TRAGEDI KERUSUHAN MEI 1998
Mal Ratu Luwes di Pasar Legi yang terbakar Pada Kerusuhan Mei 1998 |
Masih segar teringat diingatan kita semua tragedi 16 tahun silam, kerusuhan yang meluluhlantakan kota Solo hingga rata dengan tanah. tepatnya tanggal 14-15 Mei, terjadi pembakaran dan pengrusakan
rumah-rumah penduduk serta fasilitas-fasilitas umum sehingga menyebabkan
kota Solo lumpuh selama beberapa hari. Berbagai bangunan di Jalan
Slamet Riyadi menjadi sasaran anarki massa. Kantor-kantor, bank-bank,
serta kawasan pertokoan, antara lain Matahari Beteng, dirusak dan
dijarah massa. Mobil-mobil di jalanan dibakar dan dihancurkan. Di
sejumlah kawasan Solo lainnya seperti di Nusukan, Gading, Tipes, Jebres,
serta hampir seluruh penjuru kota juga meletus aksi serupa. Kerusuhan
kian meluas. Massa di hampir seantero kota turun ke jalan melakukan
pelemparan dan pembakaran bangunan maupun mobil dan motor. Bahkan juga
penjarahan. Asap mengepul di mana-mana. Di Jalan Slamet Riyadi yang
semula hanya terjadi pelemparan, berganti pembakaran. Di antaranya Wisma
Lippo Bank dan Toko Sami Luwes. Supermarket Matahari Super Ekonomi
(SE), serta Cabang Pembantu (Capem) Bank BCA di Purwosari, yang semula
hanya dilempari, akhirnya dibakar. Di Solo bagian utara, massa membakar
Terminal Bus Tirtonadi. Tak kurang dari empat bus ikut dibakar. Di Solo
bagian barat, amuk massa juga menerjang Kantor Samsat, Jajar. Selain
itu, Plasa Singosaren berlantai tiga turut pula dihanguskan. Monza Dept
Store di sebelahnya, diremuk, juga toko sepatu Bata dan beberapa toko
lain. Peristiwa kerusuhan juga terjadi di kawasan Gading dan sekitarnya.
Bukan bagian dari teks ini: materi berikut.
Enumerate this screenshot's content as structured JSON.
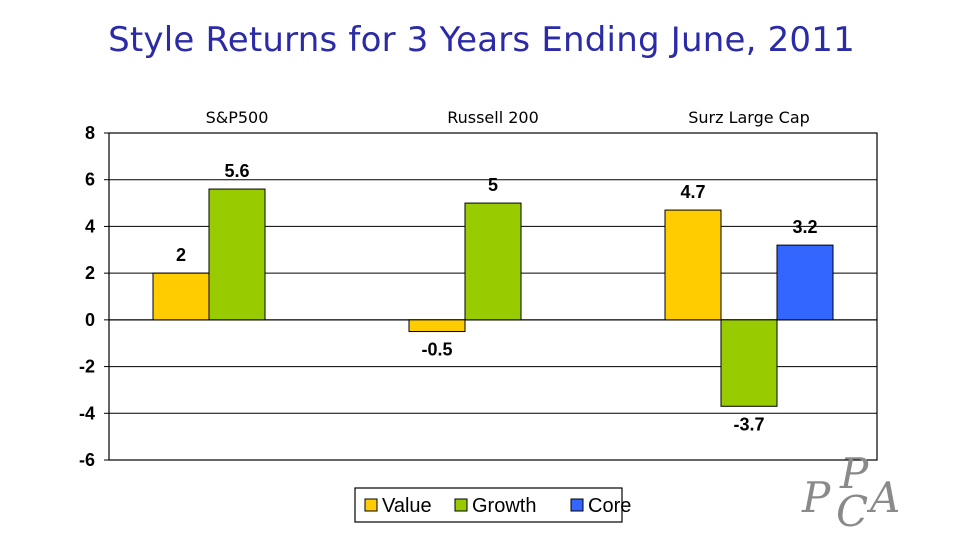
{
  "title": "Style Returns for 3 Years Ending June, 2011",
  "chart_data": {
    "type": "bar",
    "categories": [
      "S&P500",
      "Russell 200",
      "Surz Large Cap"
    ],
    "series": [
      {
        "name": "Value",
        "color": "#ffcc00",
        "values": [
          2,
          -0.5,
          4.7
        ]
      },
      {
        "name": "Growth",
        "color": "#99cc00",
        "values": [
          5.6,
          5,
          -3.7
        ]
      },
      {
        "name": "Core",
        "color": "#3366ff",
        "values": [
          null,
          null,
          3.2
        ]
      }
    ],
    "ylim": [
      -6,
      8
    ],
    "yticks": [
      8,
      6,
      4,
      2,
      0,
      -2,
      -4,
      -6
    ],
    "grid": true,
    "legend_position": "bottom"
  },
  "logo": {
    "letters": [
      "P",
      "P",
      "C",
      "A"
    ],
    "color": "#8a8a8a"
  }
}
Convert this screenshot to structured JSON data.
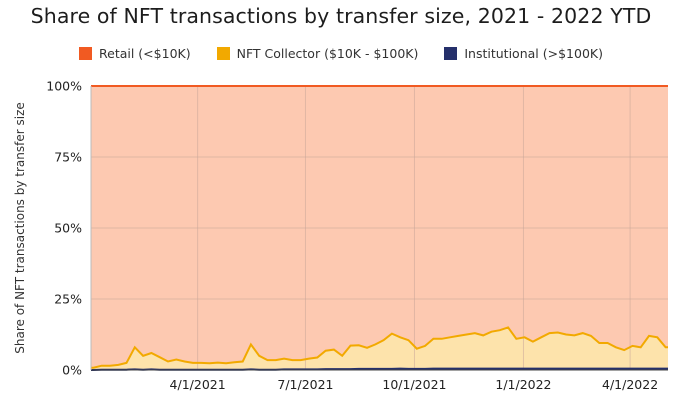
{
  "title": "Share of NFT transactions by transfer size, 2021 - 2022 YTD",
  "legend": [
    {
      "label": "Retail (<$10K)",
      "color": "#f15a22"
    },
    {
      "label": "NFT Collector ($10K - $100K)",
      "color": "#f2a900"
    },
    {
      "label": "Institutional (>$100K)",
      "color": "#25306b"
    }
  ],
  "chart_data": {
    "type": "area",
    "stacked": true,
    "percent": true,
    "title": "Share of NFT transactions by transfer size, 2021 - 2022 YTD",
    "xlabel": "",
    "ylabel": "Share of NFT transactions by transfer size",
    "ylim": [
      0,
      100
    ],
    "ytick_labels": [
      "0%",
      "25%",
      "50%",
      "75%",
      "100%"
    ],
    "ytick_values": [
      0,
      25,
      50,
      75,
      100
    ],
    "xtick_labels": [
      "4/1/2021",
      "7/1/2021",
      "10/1/2021",
      "1/1/2022",
      "4/1/2022"
    ],
    "xtick_dates": [
      "2021-04-01",
      "2021-07-01",
      "2021-10-01",
      "2022-01-01",
      "2022-04-01"
    ],
    "grid": true,
    "legend_position": "top",
    "x": [
      "2021-01-03",
      "2021-01-10",
      "2021-01-17",
      "2021-01-24",
      "2021-01-31",
      "2021-02-07",
      "2021-02-14",
      "2021-02-21",
      "2021-02-28",
      "2021-03-07",
      "2021-03-14",
      "2021-03-21",
      "2021-03-28",
      "2021-04-04",
      "2021-04-11",
      "2021-04-18",
      "2021-04-25",
      "2021-05-02",
      "2021-05-09",
      "2021-05-16",
      "2021-05-23",
      "2021-05-30",
      "2021-06-06",
      "2021-06-13",
      "2021-06-20",
      "2021-06-27",
      "2021-07-04",
      "2021-07-11",
      "2021-07-18",
      "2021-07-25",
      "2021-08-01",
      "2021-08-08",
      "2021-08-15",
      "2021-08-22",
      "2021-08-29",
      "2021-09-05",
      "2021-09-12",
      "2021-09-19",
      "2021-09-26",
      "2021-10-03",
      "2021-10-10",
      "2021-10-17",
      "2021-10-24",
      "2021-10-31",
      "2021-11-07",
      "2021-11-14",
      "2021-11-21",
      "2021-11-28",
      "2021-12-05",
      "2021-12-12",
      "2021-12-19",
      "2021-12-26",
      "2022-01-02",
      "2022-01-09",
      "2022-01-16",
      "2022-01-23",
      "2022-01-30",
      "2022-02-06",
      "2022-02-13",
      "2022-02-20",
      "2022-02-27",
      "2022-03-06",
      "2022-03-13",
      "2022-03-20",
      "2022-03-27",
      "2022-04-03",
      "2022-04-10",
      "2022-04-17",
      "2022-04-24",
      "2022-05-01"
    ],
    "series": [
      {
        "name": "Retail (<$10K)",
        "color": "#f15a22",
        "fill": "#fdc9b1",
        "values": [
          99.2,
          98.5,
          98.5,
          98.2,
          97.5,
          92.0,
          95.0,
          94.0,
          95.5,
          97.0,
          96.3,
          97.0,
          97.5,
          97.5,
          97.6,
          97.4,
          97.6,
          97.3,
          97.0,
          91.0,
          95.0,
          96.5,
          96.5,
          96.0,
          96.5,
          96.5,
          96.0,
          95.6,
          93.2,
          92.8,
          95.0,
          91.4,
          91.3,
          92.2,
          91.0,
          89.5,
          87.2,
          88.5,
          89.5,
          92.5,
          91.5,
          89.0,
          89.0,
          88.5,
          88.0,
          87.5,
          87.0,
          87.8,
          86.5,
          86.0,
          85.0,
          89.0,
          88.5,
          90.0,
          88.5,
          87.0,
          86.8,
          87.5,
          87.8,
          87.0,
          88.0,
          90.5,
          90.5,
          92.0,
          93.0,
          91.5,
          92.0,
          88.0,
          88.5,
          92.0
        ]
      },
      {
        "name": "NFT Collector ($10K - $100K)",
        "color": "#f2a900",
        "fill": "#fde3ab",
        "values": [
          0.8,
          1.4,
          1.4,
          1.7,
          2.4,
          7.8,
          4.9,
          5.8,
          4.4,
          2.9,
          3.6,
          2.9,
          2.4,
          2.4,
          2.3,
          2.5,
          2.3,
          2.6,
          2.9,
          8.8,
          4.9,
          3.4,
          3.4,
          3.8,
          3.3,
          3.3,
          3.8,
          4.2,
          6.5,
          6.9,
          4.7,
          8.3,
          8.3,
          7.4,
          8.6,
          10.1,
          12.4,
          11.0,
          10.1,
          7.1,
          8.1,
          10.5,
          10.5,
          11.0,
          11.5,
          12.0,
          12.5,
          11.7,
          13.0,
          13.5,
          14.5,
          10.5,
          11.0,
          9.5,
          11.0,
          12.5,
          12.7,
          12.0,
          11.7,
          12.5,
          11.5,
          9.0,
          9.0,
          7.5,
          6.5,
          8.0,
          7.5,
          11.5,
          11.0,
          7.5
        ]
      },
      {
        "name": "Institutional (>$100K)",
        "color": "#25306b",
        "fill": "#25306b",
        "values": [
          0.0,
          0.1,
          0.1,
          0.1,
          0.1,
          0.2,
          0.1,
          0.2,
          0.1,
          0.1,
          0.1,
          0.1,
          0.1,
          0.1,
          0.1,
          0.1,
          0.1,
          0.1,
          0.1,
          0.2,
          0.1,
          0.1,
          0.1,
          0.2,
          0.2,
          0.2,
          0.2,
          0.2,
          0.3,
          0.3,
          0.3,
          0.3,
          0.4,
          0.4,
          0.4,
          0.4,
          0.4,
          0.5,
          0.4,
          0.4,
          0.4,
          0.5,
          0.5,
          0.5,
          0.5,
          0.5,
          0.5,
          0.5,
          0.5,
          0.5,
          0.5,
          0.5,
          0.5,
          0.5,
          0.5,
          0.5,
          0.5,
          0.5,
          0.5,
          0.5,
          0.5,
          0.5,
          0.5,
          0.5,
          0.5,
          0.5,
          0.5,
          0.5,
          0.5,
          0.5
        ]
      }
    ]
  }
}
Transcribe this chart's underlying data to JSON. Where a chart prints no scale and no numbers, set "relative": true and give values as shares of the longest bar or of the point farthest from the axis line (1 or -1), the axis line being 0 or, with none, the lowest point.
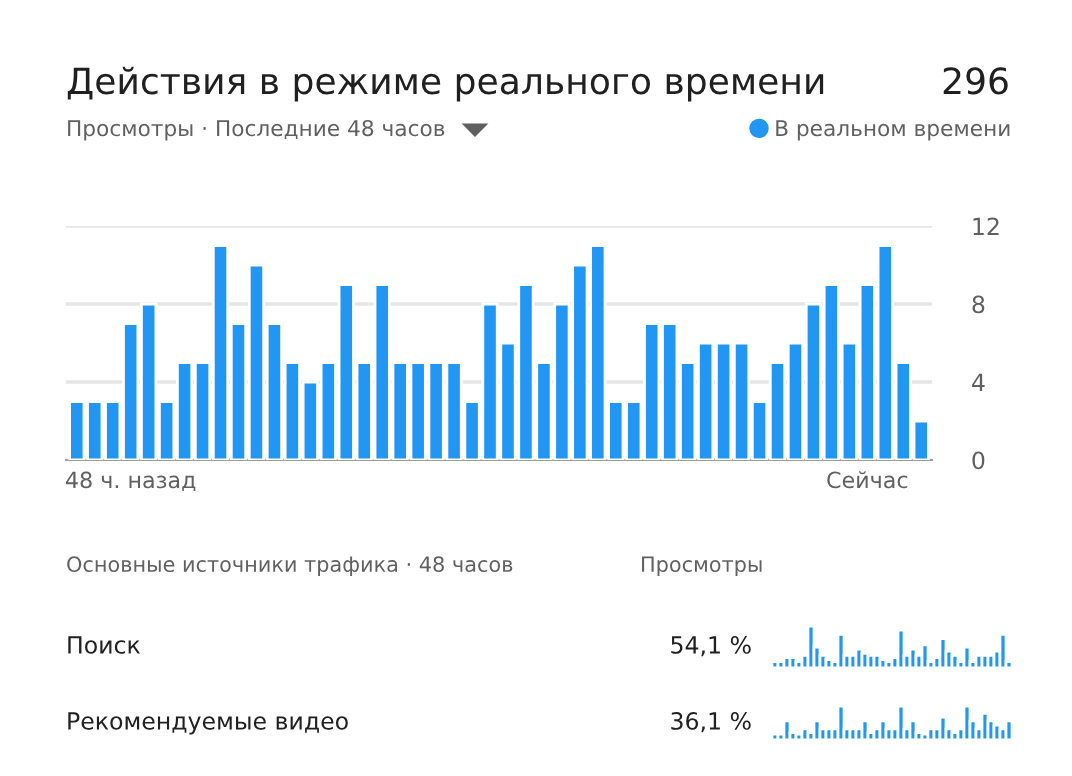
{
  "chart_data": [
    {
      "type": "bar",
      "title": "Действия в режиме реального времени",
      "subtitle": "Просмотры · Последние 48 часов",
      "annotations": [
        "296"
      ],
      "categories": [
        null,
        null,
        null,
        "48 ч. назад",
        null,
        null,
        null,
        null,
        null,
        null,
        null,
        null,
        null,
        null,
        null,
        null,
        null,
        null,
        null,
        null,
        null,
        null,
        null,
        null,
        null,
        null,
        null,
        null,
        null,
        null,
        null,
        null,
        null,
        null,
        null,
        null,
        null,
        null,
        null,
        null,
        null,
        null,
        null,
        null,
        "Сейчас",
        null,
        null,
        null
      ],
      "series": [
        {
          "name": "В реальном времени",
          "color": "#2196f3",
          "values": [
            3,
            3,
            3,
            7,
            8,
            3,
            5,
            5,
            11,
            7,
            10,
            7,
            5,
            4,
            5,
            9,
            5,
            9,
            5,
            5,
            5,
            5,
            3,
            8,
            6,
            9,
            5,
            8,
            10,
            11,
            3,
            3,
            7,
            7,
            5,
            6,
            6,
            6,
            3,
            5,
            6,
            8,
            9,
            6,
            9,
            11,
            5,
            2
          ]
        }
      ],
      "ylim": [
        0,
        12
      ],
      "yticks": [
        0,
        4,
        8,
        12
      ],
      "grid": "y",
      "legend": "top right"
    },
    {
      "type": "bar",
      "relative": true,
      "annotations": [
        "Основные источники трафика · 48 часов",
        "Просмотры",
        "Поиск",
        "54,1 %"
      ],
      "categories": [
        null,
        null,
        null,
        null,
        null,
        null,
        null,
        null,
        null,
        null,
        null,
        null,
        null,
        null,
        null,
        null,
        null,
        null,
        null,
        null,
        null,
        null,
        null,
        null,
        null,
        null,
        null,
        null,
        null,
        null,
        null,
        null,
        null,
        null,
        null,
        null,
        null,
        null,
        null,
        null
      ],
      "series": [
        {
          "color": "#2196f3",
          "values": [
            0.15,
            0.15,
            0.25,
            0.25,
            0.15,
            0.3,
            1.0,
            0.5,
            0.3,
            0.2,
            0.15,
            0.8,
            0.3,
            0.3,
            0.45,
            0.35,
            0.3,
            0.3,
            0.2,
            0.15,
            0.25,
            0.9,
            0.3,
            0.45,
            0.3,
            0.55,
            0.15,
            0.25,
            0.7,
            0.4,
            0.3,
            0.15,
            0.5,
            0.15,
            0.3,
            0.3,
            0.3,
            0.4,
            0.8,
            0.15
          ]
        }
      ]
    },
    {
      "type": "bar",
      "relative": true,
      "annotations": [
        "Рекомендуемые видео",
        "36,1 %"
      ],
      "categories": [
        null,
        null,
        null,
        null,
        null,
        null,
        null,
        null,
        null,
        null,
        null,
        null,
        null,
        null,
        null,
        null,
        null,
        null,
        null,
        null,
        null,
        null,
        null,
        null,
        null,
        null,
        null,
        null,
        null,
        null,
        null,
        null,
        null,
        null,
        null,
        null,
        null,
        null,
        null,
        null
      ],
      "series": [
        {
          "color": "#2196f3",
          "values": [
            0.17,
            0.17,
            0.56,
            0.22,
            0.17,
            0.33,
            0.22,
            0.56,
            0.33,
            0.33,
            0.33,
            1,
            0.33,
            0.33,
            0.33,
            0.56,
            0.22,
            0.33,
            0.56,
            0.33,
            0.33,
            1,
            0.33,
            0.56,
            0.22,
            0.17,
            0.33,
            0.33,
            0.67,
            0.33,
            0.22,
            0.33,
            1,
            0.56,
            0.33,
            0.78,
            0.56,
            0.44,
            0.33,
            0.56
          ]
        }
      ]
    }
  ]
}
Kerusuhan tak hanya di Solo. Massa di barat Kampus UMS bergerak ke
barat dan melakukan kerusuhan di Kartasura. Mereka membakar Kantor Bank
BCA, Lippo, Danamon serta ATM BII, di samping pertokoan serta sebuah
supermarket di Jalan Raya Kartasura, Sukoharjo, Toserba Mitra. Diler
Suzuki, salon, toko kain, toko elektronik serta toko mebel dibakar. Pada
Jumat 15 Mei, aksi perusakan dan pembakaran masih berlanjut. Sekitar
pukul 07.00 WIB masyarakat dikejutkan oleh asap hitam tebal yang
membubung ke angkasa dari kawasan Gladak. Ternyata, Plasa Beteng telah
dibakar massa. Setelah itu berturut-turut sejumlah tempat yang semula
luput dari amukan massa pada hari sebelumnya, akhirnya disasar juga.
Toserba Ratu Luwes, Luwes Gading, pabrik plastik di Sumber serta puluhan
tempat lain dibakar dan dijarah massa. Begitu juga pembakaran terhadap
kendaraan roda dua dan empat masih terjadi di beberapa jalanan.
Kerusuhan kemudian merambat menjadi kerusuhan rasial, para perusuh itu menyerang pertokoan yang kebanyakan milik orang Tionghoa,
tergambar dengan hampir semua toko di eks Karesidenan Surakarta (Solo
Raya) tertulis ‘Milik Pribumi’, sekalipun tulisan itu bukan cara ampuh
untuk menghindari perusakan, penjarahan hingga pembakaran.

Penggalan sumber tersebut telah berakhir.